The Rev. ST Kimbrough Jr., staff executive for mission evangelism and telethon director, told directors that more than 320 faith communities had emerged from the new mission initiatives since 1989. But the cost of maintaining those programs in 2003 is estimated at $1.78 million, and current funds are about $1 million short, he said.
A fund-raising goal of $2 million has been set for the telethon. Broadcasting possibilities include the Inspiration Network, which recently acquired access to Direct TV. The program also may be distributed on CD-ROM.
Board members devoted part of their meeting to an exploration of Birmingham's place in the history of the civil rights movement. It was in that city that Eugene "Bull" Conner led violent attacks on civil rights protesters and where four young girls were killed when the Sixteenth Street Baptist Church was bombed in September, 1963.
Doug Jones, an active layman from the United Methodist Church's North Alabama Annual (regional) Conference, spoke to directors about how he built cases against two of the three men eventually convicted in the church bombing. As a U.S. attorney, Jones led the prosecution against Thomas Blanton and Bobby Frank Cherry, found guilty in 2001 and 2002 respectively. Both cases currently are under appeal.
Directors also heard a reflection on the legacy of the Rev. Martin Luther King Jr. and the civil rights movement from a theological context by the Rev. Josiah Young III, professor of systematic theology at Wesley Theological Seminary.
A re-creation of the cell where King wrote his famous "Letter From a Birmingham Jail" can be found at the Birmingham Civil Rights Institute, across the street from both the Sixteenth Street Baptist Church and Kelly Ingram Park, once a starting point for many civil rights marches. Board directors toured the institute, which also includes information on the role that the Rev. James Lawson, a United Methodist pastor, played in the movement. Lawson, a former missionary and Board of Global Ministries director, is retired and living in Los Angeles.
In other business, the board considered resolutions to be submitted to the 2004 General Conference, the denomination's top legislative body, which meets April 28-May 7 in Pittsburgh.
Twelve new resolutions were approved.
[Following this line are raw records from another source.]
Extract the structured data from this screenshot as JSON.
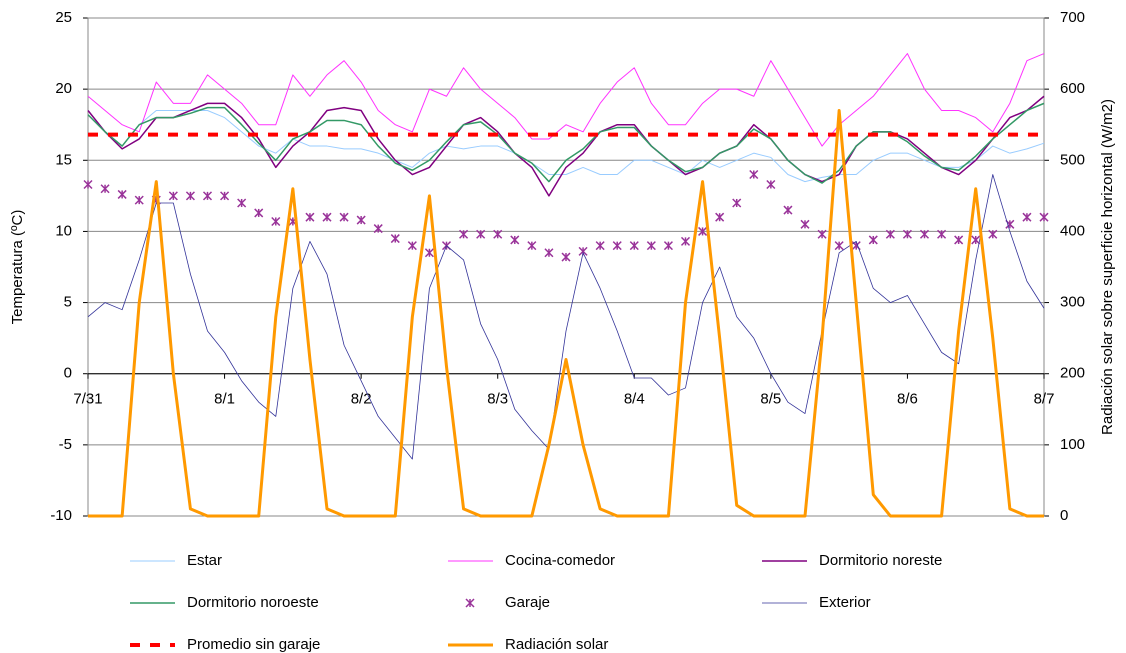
{
  "chart_data": {
    "type": "line",
    "y_label": "Temperatura (ºC)",
    "y2_label": "Radiación solar sobre superficie horizontal (W/m2)",
    "categories": [
      "7/31",
      null,
      null,
      null,
      null,
      null,
      null,
      null,
      "8/1",
      null,
      null,
      null,
      null,
      null,
      null,
      null,
      "8/2",
      null,
      null,
      null,
      null,
      null,
      null,
      null,
      "8/3",
      null,
      null,
      null,
      null,
      null,
      null,
      null,
      "8/4",
      null,
      null,
      null,
      null,
      null,
      null,
      null,
      "8/5",
      null,
      null,
      null,
      null,
      null,
      null,
      null,
      "8/6",
      null,
      null,
      null,
      null,
      null,
      null,
      null,
      "8/7"
    ],
    "ylim": [
      -10,
      25
    ],
    "yticks": [
      -10,
      -5,
      0,
      5,
      10,
      15,
      20,
      25
    ],
    "y2lim": [
      0,
      700
    ],
    "y2ticks": [
      0,
      100,
      200,
      300,
      400,
      500,
      600,
      700
    ],
    "grid": true,
    "legend": "bottom",
    "series": [
      {
        "name": "Estar",
        "color": "#99ccff",
        "style": "line",
        "width": 1,
        "values": [
          18.5,
          17,
          16,
          17.5,
          18.5,
          18.5,
          18.5,
          18.5,
          18,
          17,
          16,
          15.5,
          16.5,
          16,
          16,
          15.8,
          15.8,
          15.5,
          15,
          14.5,
          15.5,
          16,
          15.8,
          16,
          16,
          15.5,
          14.8,
          14,
          14,
          14.5,
          14,
          14,
          15,
          15,
          14.5,
          14,
          15,
          14.5,
          15,
          15.5,
          15.2,
          14,
          13.5,
          13.8,
          14,
          14,
          15,
          15.5,
          15.5,
          15,
          14.5,
          14.5,
          15,
          16,
          15.5,
          15.8,
          16.2
        ]
      },
      {
        "name": "Cocina-comedor",
        "color": "#ff33ff",
        "style": "line",
        "width": 1,
        "values": [
          19.5,
          18.5,
          17.5,
          17,
          20.5,
          19,
          19,
          21,
          20,
          19,
          17.5,
          17.5,
          21,
          19.5,
          21,
          22,
          20.5,
          18.5,
          17.5,
          17,
          20,
          19.5,
          21.5,
          20,
          19,
          18,
          16.5,
          16.5,
          17.5,
          17,
          19,
          20.5,
          21.5,
          19,
          17.5,
          17.5,
          19,
          20,
          20,
          19.5,
          22,
          20,
          18,
          16,
          17.5,
          18.5,
          19.5,
          21,
          22.5,
          20,
          18.5,
          18.5,
          18,
          17,
          19,
          22,
          22.5
        ]
      },
      {
        "name": "Dormitorio noreste",
        "color": "#800080",
        "style": "line",
        "width": 1.5,
        "values": [
          18.5,
          17,
          15.8,
          16.5,
          18,
          18,
          18.5,
          19,
          19,
          18,
          16.5,
          14.5,
          16,
          17,
          18.5,
          18.7,
          18.5,
          16.5,
          15,
          14,
          14.5,
          16,
          17.5,
          18,
          17,
          15.5,
          14.5,
          12.5,
          14.5,
          15.5,
          17,
          17.5,
          17.5,
          16,
          15,
          14,
          14.5,
          15.5,
          16,
          17.5,
          16.5,
          15,
          14,
          13.5,
          14,
          16,
          17,
          17,
          16.5,
          15.5,
          14.5,
          14,
          15,
          16.5,
          18,
          18.5,
          19.5
        ]
      },
      {
        "name": "Dormitorio noroeste",
        "color": "#339966",
        "style": "line",
        "width": 1.5,
        "values": [
          18.2,
          17,
          16,
          17.5,
          18,
          18,
          18.3,
          18.7,
          18.7,
          17.5,
          16.2,
          15,
          16.5,
          17,
          17.8,
          17.8,
          17.5,
          16,
          14.8,
          14.3,
          15,
          16.3,
          17.5,
          17.7,
          16.8,
          15.5,
          14.8,
          13.5,
          15,
          15.8,
          17,
          17.3,
          17.3,
          16,
          15,
          14.2,
          14.5,
          15.5,
          16,
          17.2,
          16.5,
          15,
          14,
          13.4,
          14.3,
          16,
          17,
          17,
          16.3,
          15.3,
          14.5,
          14.3,
          15.3,
          16.5,
          17.5,
          18.5,
          19
        ]
      },
      {
        "name": "Garaje",
        "color": "#993399",
        "style": "markers",
        "width": 1.5,
        "values": [
          13.3,
          13,
          12.6,
          12.2,
          12.2,
          12.5,
          12.5,
          12.5,
          12.5,
          12,
          11.3,
          10.7,
          10.7,
          11,
          11,
          11,
          10.8,
          10.2,
          9.5,
          9,
          8.5,
          9,
          9.8,
          9.8,
          9.8,
          9.4,
          9,
          8.5,
          8.2,
          8.6,
          9,
          9,
          9,
          9,
          9,
          9.3,
          10,
          11,
          12,
          14,
          13.3,
          11.5,
          10.5,
          9.8,
          9,
          9,
          9.4,
          9.8,
          9.8,
          9.8,
          9.8,
          9.4,
          9.4,
          9.8,
          10.5,
          11,
          11
        ]
      },
      {
        "name": "Exterior",
        "color": "#333399",
        "style": "line",
        "width": 0.8,
        "values": [
          4,
          5,
          4.5,
          8,
          12,
          12,
          7,
          3,
          1.5,
          -0.5,
          -2,
          -3,
          6,
          9.3,
          7,
          2,
          -0.5,
          -3,
          -4.5,
          -6,
          6,
          9,
          8,
          3.5,
          1,
          -2.5,
          -4,
          -5.3,
          3,
          8.5,
          6,
          3,
          -0.3,
          -0.3,
          -1.5,
          -1,
          5,
          7.5,
          4,
          2.5,
          0,
          -2,
          -2.8,
          3,
          8.5,
          9.3,
          6,
          5,
          5.5,
          3.5,
          1.5,
          0.7,
          8,
          14,
          10,
          6.5,
          4.6
        ]
      },
      {
        "name": "Promedio sin garaje",
        "color": "#ff0000",
        "style": "dashed",
        "width": 4,
        "values": [
          16.8,
          16.8,
          16.8,
          16.8,
          16.8,
          16.8,
          16.8,
          16.8,
          16.8,
          16.8,
          16.8,
          16.8,
          16.8,
          16.8,
          16.8,
          16.8,
          16.8,
          16.8,
          16.8,
          16.8,
          16.8,
          16.8,
          16.8,
          16.8,
          16.8,
          16.8,
          16.8,
          16.8,
          16.8,
          16.8,
          16.8,
          16.8,
          16.8,
          16.8,
          16.8,
          16.8,
          16.8,
          16.8,
          16.8,
          16.8,
          16.8,
          16.8,
          16.8,
          16.8,
          16.8,
          16.8,
          16.8,
          16.8,
          16.8,
          16.8,
          16.8,
          16.8,
          16.8,
          16.8,
          16.8,
          16.8,
          16.8
        ]
      },
      {
        "name": "Radiación solar",
        "color": "#ff9900",
        "style": "line",
        "width": 3,
        "axis": "y2",
        "values": [
          0,
          0,
          0,
          300,
          470,
          200,
          10,
          0,
          0,
          0,
          0,
          280,
          460,
          220,
          10,
          0,
          0,
          0,
          0,
          280,
          450,
          210,
          10,
          0,
          0,
          0,
          0,
          100,
          220,
          100,
          10,
          0,
          0,
          0,
          0,
          300,
          470,
          250,
          15,
          0,
          0,
          0,
          0,
          250,
          570,
          300,
          30,
          0,
          0,
          0,
          0,
          260,
          460,
          250,
          10,
          0,
          0
        ]
      }
    ]
  }
}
A "Mission Plan for Restorative Justice Ministries" outlines actions related to the criminal justice system that United Methodists should take at various levels of the denomination. A resolution on peace and justice in Okinawa focuses on relations with the U.S. military there. The board also updated a resolution regarding U.S. policy toward asylum seekers from Haiti.
The board continues to call for an end to the U.S. embargo on Cuba. A resolution focusing on "Africa Reconstruction and Development" encourages United Methodists to increase their support of church programs for the continent as well as deal with specific issues such as HIV/AIDS and land-mine removal. Another resolution gives guidance to local churches facing the situation of a child sex offender returning to or joining the congregation.
A resolution on "Drugs and AIDS" reaffirms the church's commitment to a holistic approach to problems involving alcohol, drugs and HIV/AIDS. Another resolution recognizes the need to care for a variety of population groups suffering with HIV/AIDS in the United States. Congregations and other church-related groups are encouraged to adopt policies dealing with issues of "Violence Against Women and Children."
Other new resolutions recognize the problem of binge drinking on college campuses; discuss the implications of "charitable choice" and deal with issues related to immigrants and refugees.
Board directors approved re-submitting eight resolutions currently in the Book of Resolutions with no changes and approved another 11 current resolutions with slight revisions.
Legislative proposals for changes in the Book of Discipline also were considered and approved. A proposal to study the possibility of offering a minimum survival allowance for people appointed in charge of congregations in the denomination's central conferences outside the United States is being recommended to General Conference.